We'll still need to iron out the policy a little. Open questions I'd like feedback on:

• Is it acceptable for a PR to merge (assuming CI is ✔️ ) as soon as an owner approves? Or is there a minimum time we should enforce before merging (so that possibly other owners can weigh in)?
• What should be done with changes spanning multiple definitions? Presumably get approval + merge command from at least one author per definition before merging?
• Is the "honor system" for acquiring ownership still OK in a world where owners can cause a merge and subsequent publish to @types? I am concerned about the ease with which someone could insert a malicious definition - I'm not aware of any RCE exploits ever occurring in TypeScript but if someone did find one, this would be an enormous risk, and certainly DT running on a workflow where no "trusted" user would have to review a PR first would increase the incentive for someone to go looking for one. Maybe we only accept merge commands from people who have passed some trust boundary (multiple PRs submitted over some course of months or something)?

/cc @vvakame @Igorbek @nycdotnet @Bartvds @basarat @blakeembrey @Steve-Fenton for input

@RyanCavanaugh my thoughts

Is it acceptable for a PR to merge (assuming CI is ✔️ ) as soon as an owner approves?
I would prefer rules where

• approving by 1 owner does not allow merging
  
  
  
  • approved PRs can be merged after 1 (maybe 2?) days after approval
  
  
• approving by 2 or more owners
  
  
  
  • allows to merge after 1 (or 2) hours
  
  
• the team still can merge right away :)

What should be done with changes spanning multiple definitions?
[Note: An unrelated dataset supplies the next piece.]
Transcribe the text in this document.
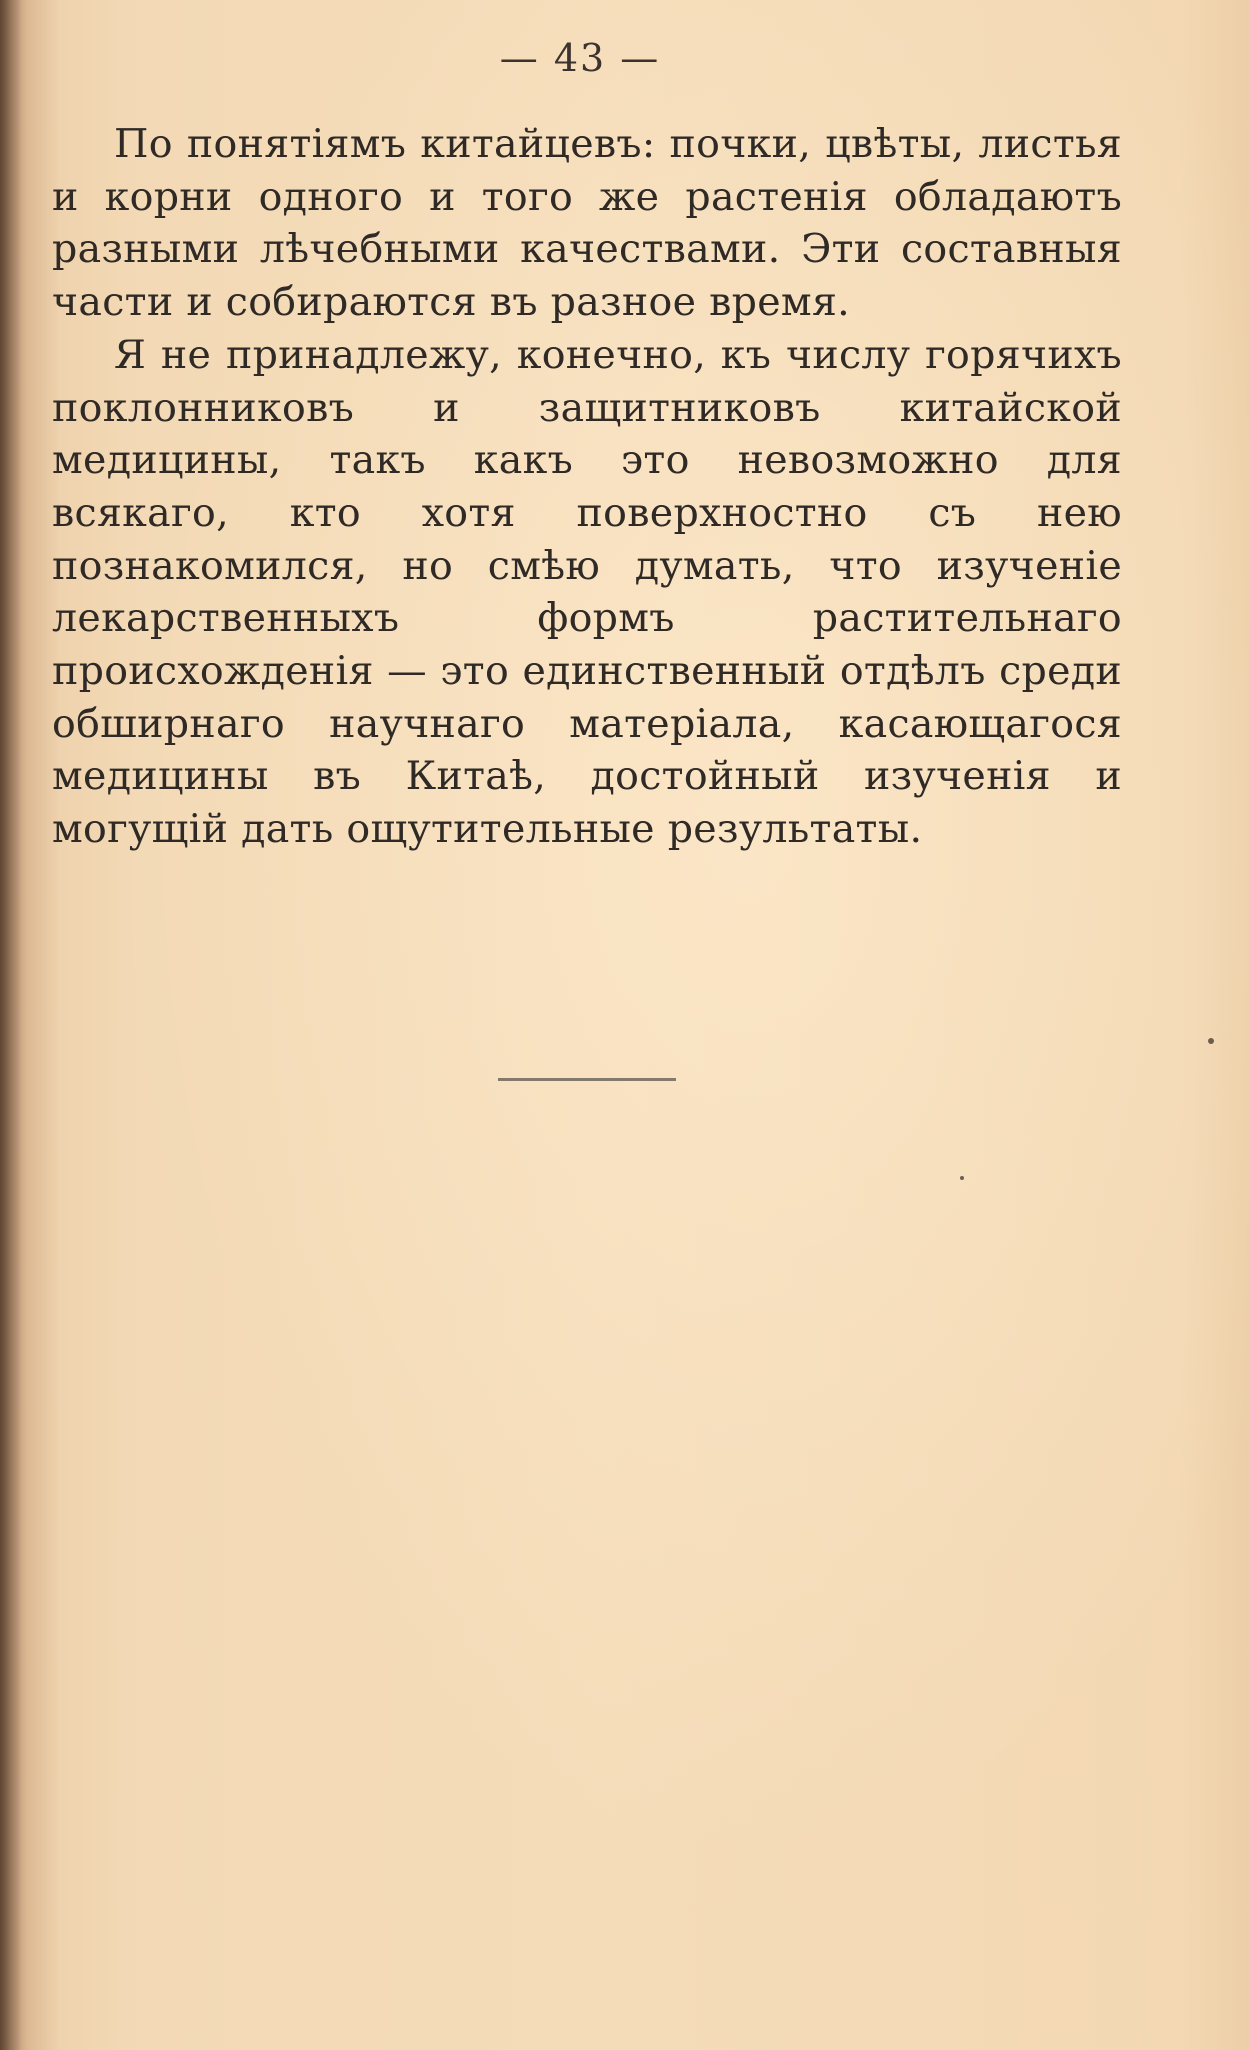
— 43 —

По понятiямъ китайцевъ: почки, цвѣты, листья и корни одного и того же растенiя обладаютъ разными лѣчебными качествами. Эти составныя части и собираются въ разное время.

Я не принадлежу, конечно, къ числу горячихъ поклонниковъ и защитниковъ китайской медицины, такъ какъ это невозможно для всякаго, кто хотя поверхностно съ нею познакомился, но смѣю думать, что изученiе лекарственныхъ формъ растительнаго происхожденiя — это единственный отдѣлъ среди обширнаго научнаго матерiала, касающагося медицины въ Китаѣ, достойный изученiя и могущiй дать ощутительные результаты.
Presumably get approval + merge command from at least one author per definition before merging?

At least 1 owner per definition need to approve which falls to "2 or more owners" case

Is the "honor system" for acquiring ownership still OK in a world where owners can cause a merge and subsequent publish to @types?

I think it's been working pretty well so far, but the concern is fair. I'd rather wait till we really have an accident :) than make it too restrictive and slow.

Sorry for the delayed reply - I've been out of town.

I like the idea of updating typescript-bot to support this.

My comments below all assume a reasonably high level of trust of code owners - see Honor System comment below for how I define a valid owner.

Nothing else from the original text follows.